Four titles (Just Watch Me, Shake Hands with the Devil, Nation Maker, and Dark Age Ahead) are recipients of the Shaughnessy Cohen Prize for Political Writing, while five (The Inconvenient Indian, Shake Hands with the Devil, A Short History of Progress, Paris 1919, and Sisters in the Wilderness) are recipients of the Canadian Booksellers Association Libris Award for Non-Fiction – Alice Munro's The Love of a Good Woman is the recipient of its Fiction counterpart. There are also two Man Booker Prize nominees (A Fine Balance and Alias Grace), two J.W. Dafoe Book Prize winners (Citizen of the World and Nation Maker), three more Scotiabank Giller Prize winners (A Fine Balance, Alias Grace, and The Love of a Good Woman), two Governor General's Literary Award winners (The Inconvenient Indian and The Unconscious Civilization), and many, many more.
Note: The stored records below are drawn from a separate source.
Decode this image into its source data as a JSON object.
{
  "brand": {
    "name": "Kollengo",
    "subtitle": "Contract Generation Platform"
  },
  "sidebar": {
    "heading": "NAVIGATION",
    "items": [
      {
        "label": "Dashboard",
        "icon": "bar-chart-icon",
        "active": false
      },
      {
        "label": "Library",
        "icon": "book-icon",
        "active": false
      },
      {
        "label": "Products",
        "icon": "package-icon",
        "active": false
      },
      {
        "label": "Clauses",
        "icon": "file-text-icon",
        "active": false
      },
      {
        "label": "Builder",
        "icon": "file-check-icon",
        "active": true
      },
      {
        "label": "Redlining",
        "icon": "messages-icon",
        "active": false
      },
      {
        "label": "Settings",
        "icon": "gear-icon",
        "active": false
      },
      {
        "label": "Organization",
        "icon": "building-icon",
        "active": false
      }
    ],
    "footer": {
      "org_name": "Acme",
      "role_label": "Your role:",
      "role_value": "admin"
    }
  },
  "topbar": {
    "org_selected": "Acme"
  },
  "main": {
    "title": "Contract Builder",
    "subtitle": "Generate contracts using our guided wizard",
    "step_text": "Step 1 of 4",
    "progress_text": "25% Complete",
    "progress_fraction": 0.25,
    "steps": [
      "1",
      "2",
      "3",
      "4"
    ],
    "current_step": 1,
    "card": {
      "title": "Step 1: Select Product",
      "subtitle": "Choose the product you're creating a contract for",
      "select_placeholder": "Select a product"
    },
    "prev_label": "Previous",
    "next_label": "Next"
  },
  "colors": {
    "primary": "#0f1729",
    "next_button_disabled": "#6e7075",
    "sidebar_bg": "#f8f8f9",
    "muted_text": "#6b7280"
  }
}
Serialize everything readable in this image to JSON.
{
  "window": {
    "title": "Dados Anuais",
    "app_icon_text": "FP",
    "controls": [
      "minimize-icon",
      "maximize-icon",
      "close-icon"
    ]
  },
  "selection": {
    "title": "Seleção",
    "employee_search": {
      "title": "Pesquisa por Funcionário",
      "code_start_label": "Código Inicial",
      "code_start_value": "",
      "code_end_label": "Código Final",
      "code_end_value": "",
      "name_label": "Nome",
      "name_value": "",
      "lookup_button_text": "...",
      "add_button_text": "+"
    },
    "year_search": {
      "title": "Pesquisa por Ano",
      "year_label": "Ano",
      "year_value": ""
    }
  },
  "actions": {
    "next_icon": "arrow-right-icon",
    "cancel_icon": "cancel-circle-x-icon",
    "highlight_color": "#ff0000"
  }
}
It's important to remember that awards do not always translate into sales. Yes, titles such as Bust, Boom and Echo and Shooting the Hippo, which were not award recipients, sold substantially less in volume than the other 23 titles on the list. However, titles such as The Tipping Point and Generation X, which ranked significantly higher in terms of volume sold, also did not receive any awards.

We can't pinpoint exactly why books sell. While some of the influential books on this list may have meandered their way into the hands and hearts of a significant chunk of the Canadian population, other equally important titles have experienced substantially less readership. Regardless, these books have impacted the readers lucky enough to encounter them, and have exerted their influence on our collective Canadian consciousness.

*The sales volume figures for the 5th ranked title include sales for both the first and second volumes of John English's The Life of Pierre Elliott Trudeau biography. As LRC ranked these two titles in one slot, we have elected to do the same.